第一:你不是李白,意境风格上根本无法相比,却单单以他的不拘形式为学,这就好比丑人多作怪一样可笑;第二,李白是很擅长格律诗的,而且写得非常好;第三,李白的古风表现的是唐朝诗人复古风潮的一种审美倾向,是向魏晋风度致敬的一种独特文风,并不是不合格律就能叫作古风了。
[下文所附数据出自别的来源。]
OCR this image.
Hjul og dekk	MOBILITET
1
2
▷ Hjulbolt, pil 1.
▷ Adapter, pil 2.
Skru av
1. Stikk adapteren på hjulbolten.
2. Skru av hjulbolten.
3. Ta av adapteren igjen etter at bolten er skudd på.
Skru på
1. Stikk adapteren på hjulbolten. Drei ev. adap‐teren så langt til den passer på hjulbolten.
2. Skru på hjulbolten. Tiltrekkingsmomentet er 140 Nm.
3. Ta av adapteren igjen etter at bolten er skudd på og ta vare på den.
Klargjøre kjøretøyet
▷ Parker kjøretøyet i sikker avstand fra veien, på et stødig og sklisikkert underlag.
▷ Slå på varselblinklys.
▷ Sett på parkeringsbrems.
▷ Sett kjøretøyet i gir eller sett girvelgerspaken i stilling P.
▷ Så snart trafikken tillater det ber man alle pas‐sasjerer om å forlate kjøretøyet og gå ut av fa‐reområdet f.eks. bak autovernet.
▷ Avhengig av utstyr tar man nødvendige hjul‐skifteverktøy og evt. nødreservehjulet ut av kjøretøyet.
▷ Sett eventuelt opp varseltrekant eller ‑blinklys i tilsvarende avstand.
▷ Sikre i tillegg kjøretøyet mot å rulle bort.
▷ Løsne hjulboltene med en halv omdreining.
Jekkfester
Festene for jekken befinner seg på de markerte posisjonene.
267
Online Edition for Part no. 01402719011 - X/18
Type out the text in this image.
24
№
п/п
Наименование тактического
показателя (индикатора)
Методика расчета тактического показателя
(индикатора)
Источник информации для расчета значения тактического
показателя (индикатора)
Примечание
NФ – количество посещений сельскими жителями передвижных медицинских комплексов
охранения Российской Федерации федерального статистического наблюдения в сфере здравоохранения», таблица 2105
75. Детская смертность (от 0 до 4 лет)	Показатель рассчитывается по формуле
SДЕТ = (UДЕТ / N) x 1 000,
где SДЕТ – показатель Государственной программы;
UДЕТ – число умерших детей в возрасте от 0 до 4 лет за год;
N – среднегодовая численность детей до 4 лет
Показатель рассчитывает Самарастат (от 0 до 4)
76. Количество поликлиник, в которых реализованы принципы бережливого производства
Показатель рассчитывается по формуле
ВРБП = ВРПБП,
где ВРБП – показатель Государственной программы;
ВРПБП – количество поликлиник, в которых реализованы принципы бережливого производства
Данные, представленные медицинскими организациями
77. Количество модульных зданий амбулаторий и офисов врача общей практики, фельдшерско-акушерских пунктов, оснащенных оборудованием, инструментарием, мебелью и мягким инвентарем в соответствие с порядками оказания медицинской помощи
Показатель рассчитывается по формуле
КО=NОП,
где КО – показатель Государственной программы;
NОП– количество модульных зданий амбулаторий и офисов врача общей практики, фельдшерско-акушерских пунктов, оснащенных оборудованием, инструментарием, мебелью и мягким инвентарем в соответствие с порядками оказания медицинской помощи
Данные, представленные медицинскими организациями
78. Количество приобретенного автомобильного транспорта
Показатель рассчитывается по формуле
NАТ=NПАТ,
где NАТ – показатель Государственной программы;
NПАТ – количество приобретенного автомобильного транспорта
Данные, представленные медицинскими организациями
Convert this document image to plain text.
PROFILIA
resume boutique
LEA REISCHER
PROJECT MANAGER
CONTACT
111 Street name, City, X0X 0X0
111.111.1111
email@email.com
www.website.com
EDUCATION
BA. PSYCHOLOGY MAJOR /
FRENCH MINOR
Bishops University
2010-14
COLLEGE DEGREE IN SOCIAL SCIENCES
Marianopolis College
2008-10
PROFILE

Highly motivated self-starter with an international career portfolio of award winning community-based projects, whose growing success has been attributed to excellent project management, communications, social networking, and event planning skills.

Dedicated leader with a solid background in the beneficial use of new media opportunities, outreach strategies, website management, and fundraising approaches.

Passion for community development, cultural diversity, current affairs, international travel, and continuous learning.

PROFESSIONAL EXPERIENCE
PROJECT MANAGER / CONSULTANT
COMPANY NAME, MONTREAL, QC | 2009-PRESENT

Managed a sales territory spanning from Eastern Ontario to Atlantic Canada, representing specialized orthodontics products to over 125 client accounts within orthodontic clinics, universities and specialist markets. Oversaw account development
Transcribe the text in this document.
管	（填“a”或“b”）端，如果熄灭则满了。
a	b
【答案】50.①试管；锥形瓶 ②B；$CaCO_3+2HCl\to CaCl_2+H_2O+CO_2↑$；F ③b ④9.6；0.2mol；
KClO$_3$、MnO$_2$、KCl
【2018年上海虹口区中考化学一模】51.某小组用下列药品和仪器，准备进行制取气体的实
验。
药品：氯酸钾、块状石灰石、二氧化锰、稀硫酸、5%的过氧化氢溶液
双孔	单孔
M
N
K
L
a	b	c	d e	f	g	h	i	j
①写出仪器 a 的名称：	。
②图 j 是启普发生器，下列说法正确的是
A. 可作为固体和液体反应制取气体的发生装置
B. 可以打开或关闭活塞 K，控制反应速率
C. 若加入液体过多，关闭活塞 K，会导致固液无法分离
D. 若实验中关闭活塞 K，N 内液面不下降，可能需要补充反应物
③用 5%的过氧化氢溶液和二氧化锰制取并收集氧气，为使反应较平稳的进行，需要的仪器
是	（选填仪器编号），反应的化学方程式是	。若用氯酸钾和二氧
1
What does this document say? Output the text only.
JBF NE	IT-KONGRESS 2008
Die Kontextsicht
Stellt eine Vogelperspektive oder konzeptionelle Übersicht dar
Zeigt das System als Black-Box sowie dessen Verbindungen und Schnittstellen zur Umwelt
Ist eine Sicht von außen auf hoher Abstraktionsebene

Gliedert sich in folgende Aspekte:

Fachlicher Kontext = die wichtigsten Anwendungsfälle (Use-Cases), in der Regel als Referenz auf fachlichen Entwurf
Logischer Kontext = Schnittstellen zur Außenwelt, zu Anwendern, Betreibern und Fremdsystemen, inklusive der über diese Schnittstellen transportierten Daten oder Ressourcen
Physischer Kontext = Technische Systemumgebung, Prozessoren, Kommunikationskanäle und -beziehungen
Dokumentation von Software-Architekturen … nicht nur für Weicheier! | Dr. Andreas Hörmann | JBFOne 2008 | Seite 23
如果连魏晋风度是什么都不了解的话,就不要枉作古风了。
(二)
李白苦熬四十多年,终于等来了一个翰林学士的位子,但是只做了两年就辞官了,这是怎么回事?
民间说法是因为高力士恼恨脱靴之耻,私下向贵妃进谗言,说李白写诗将您比作巫山神女,汉宫飞燕,这是恶毒的人身攻击啊!贵妃怎么还对他那么看重呢?
《唐诗合选详解》说:“神女刺明皇之聚麀,飞燕讥贵妃之微贱,亦太白醉中应诏,想不到此,但巫山妖梦、昭阳祸水,微文隐意,风人之旨。”
巫山神女泛指云雨之事,杨贵妃是唐明皇向儿子寿王李瑁抢来的媳妇,用《红楼梦》的词形容那就是“爬灰”“聚麀之诮”;赵飞燕出身卑微,原为公主房中舞女,侍奉汉成帝更衣而得宠,于昭阳殿翻云覆雨,祸乱后宫。所谓“巫山妖梦,昭阳祸水”。
有人认为这是李白微辞大意,故意影射讽刺贵妃,我觉得这是以高力士之心度李青莲之腹了。李白醉中题诗,会想到那么多?如果真想到此,也不敢这么写了。他的脑袋可是很珍贵的,又是好不容易才得的官,用得着挑战皇上来找死吗?
那为什么会有力士进谗这个传言呢?这是因为另一则关于“力士脱靴”的传言。
《唐才子传》载:
(李白)尝大醉,上前草诏,使高力士脱靴。力士耻之,摘其《清平调》中飞燕事,以激怒贵妃。帝每欲与官,妃辄沮之……恳求还山,赐黄金,诏放归。
这段文字里只说“草诏”,未记详情。后文又有一段“放归”后的游冶记录,描写得更是潇洒快意:
白浮游四方,欲登华山,乘醉跨驴经县治,宰不知,怒,引至庭下曰:“汝何人,敢无礼! ”白供状不书姓名,曰:“曾令龙巾拭吐,御手调羹,贵妃捧砚,力士脱靴。天子门前,尚容走马;华阴县里,不得骑驴?”宰惊愧,拜谢曰:“不知翰林至此。”白长笑而去。
短短一篇才子传,两次出现“力士脱靴”字样,但是前一次说的是李白醉后“草诏”,后一次则借李白之口自称“贵妃捧砚,力士脱靴”。这两者乍看前后呼应,细想实则矛盾。
因为若是“草诏”,当在朝堂;而“贵妃捧砚”,则只可能发生于后宫。
也就因为这句“贵妃捧砚”,后人才将这段故事与李白写《清平调》相结合,演绎说李白在醉中被召来沉香亭畔作诗,遂借酒佯狂,令贵妃磨墨,力士脱靴,唐明皇御手调羹,龙巾拭吐,百般做作后才动笔写的三首诗。
但我觉得根本不用,只要杨贵妃媚眼如风地对着李白笑一下就够了。因为从这三首诗的行文看来,一气呵成,文不加点,根本不是靠拖时间做腔调打草稿来完成的,而是横溢的才气喷薄而出,哪里还有那闲功夫等着你脱靴喂饭?
然而力士脱靴的情节如此痛快,要是就这样从史书上删去了可有多遗憾?
于是后来又有另一个版本叫作“李白醉草吓蛮书”,把李白放浪形骸的表演索性摆到了朝堂上,而醉写狂草之举是为了国事而非乐事,倒显得更加洒脱不羁。
故事的完整情节是这样的:
有一天,番使送来一封国书,上面写的都是外文,没人认识。大臣们说:“此书皆是鸟兽之迹,臣等学识浅短,不识一字。”
唐玄宗一听,这也太没面子了,难道实话告诉番使说我们没人会外语,请你翻译一遍再答复吗?人家番人能说一口流利的汉话,我们大唐人才济济,却连番文都看不懂,威严何在?当即龙颜大怒,喝骂朝臣:“满朝文武,竟无一个饱学之士与朕分忧。此书识不得,将如何回答发落番使?敕限三日,若无人识此番书,一概停俸,另选贤良,共扶社稷。”这是要让朝臣集体罢官的节奏啊。